Gay men should be allowed to use a surrogate to have children, an Israeli public health committee recommends. It also suggests single women should be permitted to use a surrogate to conceive and favours non-anonymous sperm donation.
'The rationale behind the limiting of use of surrogates by men was the fear of a major growth in the number of women forced to become surrogate mothers as a way to mitigate financial woes', explained committee chairman Professor Shlomo Mor-Yosef of the Israel National Institute for Health Policy Research and director general of the National Insurance Institute of Israel.
'We didn't want the competition over this 'limited resource', surrogate mothers, to become too economically aggressive, leading to a substantial rise in the price of the process', he added.

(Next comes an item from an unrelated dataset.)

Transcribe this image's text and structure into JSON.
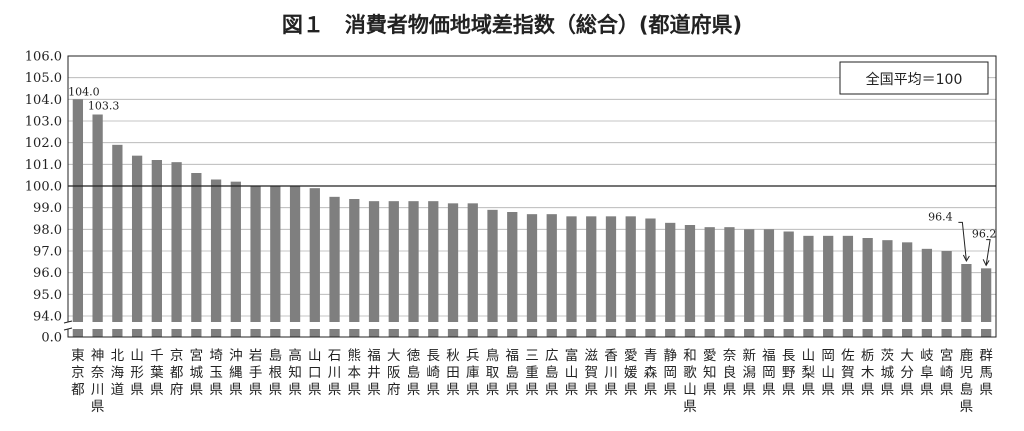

The public commission for the evaluation of fertility and childbirth, consisting of experts from a range of fields, was set up two years ago to investigate Israel's fertility and birth policies. It conducted 22 meetings in over 36 months, which included members of the public. It submitted its final report to the director general of the Ministry of Health last month.
Israeli news source, Ynetnews, said senior officials in the health ministry had acknowledged that allowing homosexuals to access surrogacy was a delicate issue and that deputy health minister Yaakov Litzman had been unwilling to take up the subject.

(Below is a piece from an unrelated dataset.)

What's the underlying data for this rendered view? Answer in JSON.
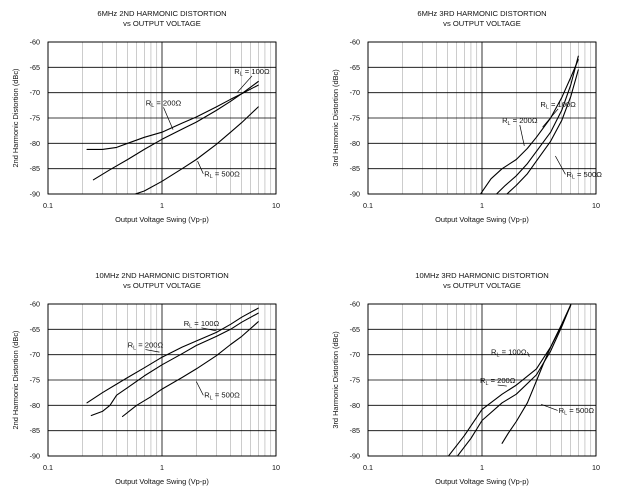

'They prefer not to take personal ministerial responsibility in areas that violate the Haredi way of life and Jewish law, but don't want to determine how others lead their lives', Ynetnews quoted an unnamed Haredi source as saying. The final decision on whether to implement the recommendations will be made by the Ministry of Health.
Paying surrogates is permitted in Israel and while some members of the committee suggested only 'altruistic' unpaid surrogacy should be allowed, this was not recommended in the final report.

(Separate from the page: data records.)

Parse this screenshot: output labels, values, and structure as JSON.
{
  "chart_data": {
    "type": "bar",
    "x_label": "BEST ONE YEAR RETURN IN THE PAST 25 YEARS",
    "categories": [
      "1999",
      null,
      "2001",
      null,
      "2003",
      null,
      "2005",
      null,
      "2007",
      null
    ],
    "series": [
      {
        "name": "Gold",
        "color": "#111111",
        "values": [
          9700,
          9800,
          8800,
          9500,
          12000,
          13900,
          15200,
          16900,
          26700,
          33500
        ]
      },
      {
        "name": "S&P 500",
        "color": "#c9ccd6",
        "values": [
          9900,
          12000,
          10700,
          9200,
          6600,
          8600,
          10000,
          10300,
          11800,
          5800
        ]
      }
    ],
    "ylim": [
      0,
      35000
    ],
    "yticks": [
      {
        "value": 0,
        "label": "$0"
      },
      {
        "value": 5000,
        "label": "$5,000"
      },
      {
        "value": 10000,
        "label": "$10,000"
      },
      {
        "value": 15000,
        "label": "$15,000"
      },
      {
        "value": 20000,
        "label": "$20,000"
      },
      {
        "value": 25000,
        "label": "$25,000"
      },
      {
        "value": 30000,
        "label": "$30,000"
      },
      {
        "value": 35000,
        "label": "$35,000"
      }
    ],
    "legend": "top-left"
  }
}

'The committee didn't accept this position because during the 15 years in which surrogate childbearing has taken place in Israel, no problems requiring the practice be stopped had arisen', said Professor Mor-Yosef.
As well as permitting married women to act as surrogates (previously, only single and divorced women could be surrogates), the committee recommended that family members also be allowed to act as a surrogate for another relative - but not daughters, grandmothers, or grandchildren. The report also recommended that children conceived with donated gametes should be allowed to learn their donor's identity at the age of 18.
Meanwhile in Australia, two men have been declared the legal parents of a baby conceived via a surrogate by the New South Wales Supreme Court.
In giving what is believed to be the first ruling under the Surrogacy Act in which in the intended parents are a same sex couple, Justice Paul Brereton said he was satisfied that granting the parentage order would be in the 'best interests of the child'. Christian lobby groups called the decision a 'gross abuse' of the child's rights.